Tia Mowry on Ancestry and Her Inspiring Great-Grandmother
Tia Mowry Learned About Her Ancestry — and Was Inspired by Her Great-Grandmother
This Black History Month, we wanted to learn about the personal histories of women we admire — so we asked changemakers to tell us about a Black woman in their life who has been crucial in shaping who they are today.
In this installment, Tia Mowry tells us about her great-grandmother Cecilia, who was the "pioneer" of her family. Mowry is an actor and entrepreneur who recently launched her new hair-care brand 4U by Tia.
A few years ago, I really took the time to learn more about my roots and learned more about my ancestors. I wanted to pay homage to them because I wouldn't be where I am today if it weren't for their decisions.
And I was just so in awe of the strength and courage of my great-grandmother Cecilia. She was born and raised in Eleuthera, which is an island in the Bahamas. I was able to go over there and visit some of my cousins that I had never met before. And this island is so small, meaning, first of all, you have to take a small plane to get there (and I hate small planes). But when you land on the island, it's almost like you could see the water if you look in front of you, behind you, to the left of you, and to the right of you. It's crazy.
My point is that this is such a small island. And at the age of 14 or 15, Cecilia ended up leaving with her partner. She was very young, he was a little older, but she ended up going with her partner and leaving her comfort zone for a "better life." She went to Miami, and she worked in the cotton fields there. And that's where she started her new life, and that's where my grandmother was born, and that's where my mother was born — and then, lo and behold, I'm here.
But the reason I credit her is because it had to have taken a lot of faith, a lot of courage, a lot of strength to do what she did.
I actually got to meet her. She ended up passing away from Alzheimer's, so she was not really able to constantly recognize me being her great-granddaughter. But I wish that she would have known how much I just appreciate her courage, because I wouldn't be where I am today if it weren't for her — she was the "pioneer" for my family and why we are here today and we have the opportunities that we have.

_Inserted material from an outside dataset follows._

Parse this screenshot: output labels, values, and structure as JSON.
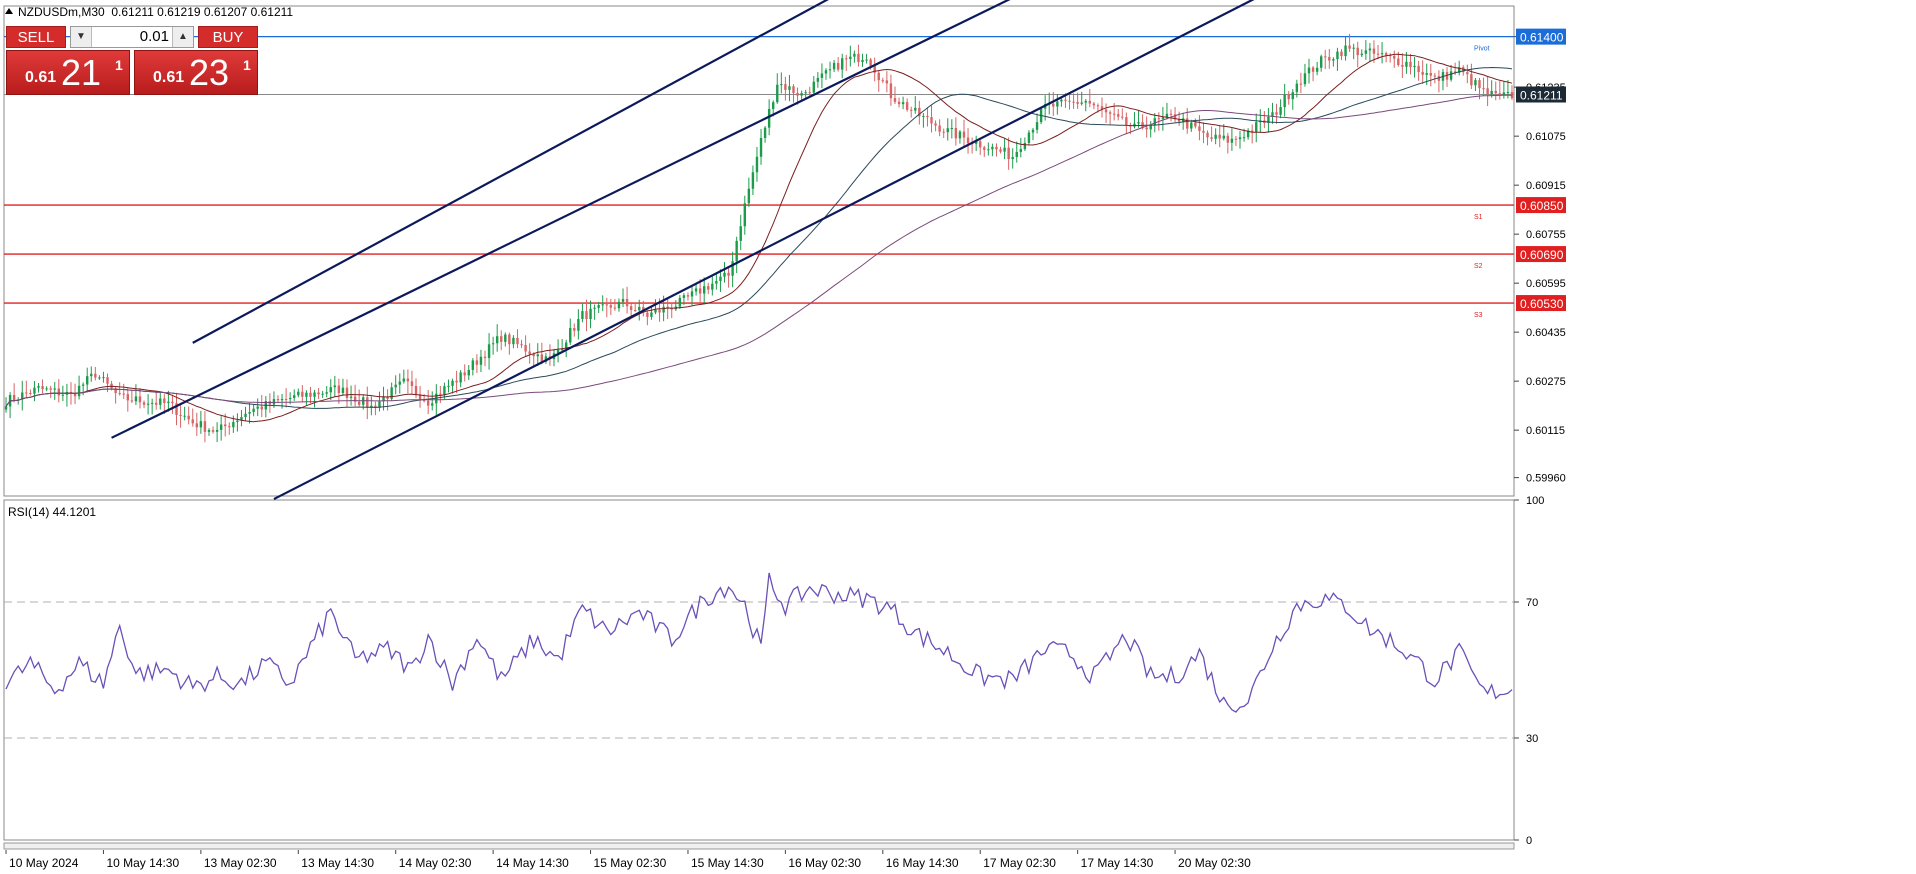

I consider myself a strong woman, and I've been surrounded by such strong women. My great-grandmother was incredibly strong; my grandmother was incredibly strong, she passed away a few years ago; and my mother. These are Black women that have paved the way for me and have shown through example that no matter what comes your way, as my grandmother would always say, "Continue to look to the hills." Meaning, don't look back, continue to press forward: you've got this.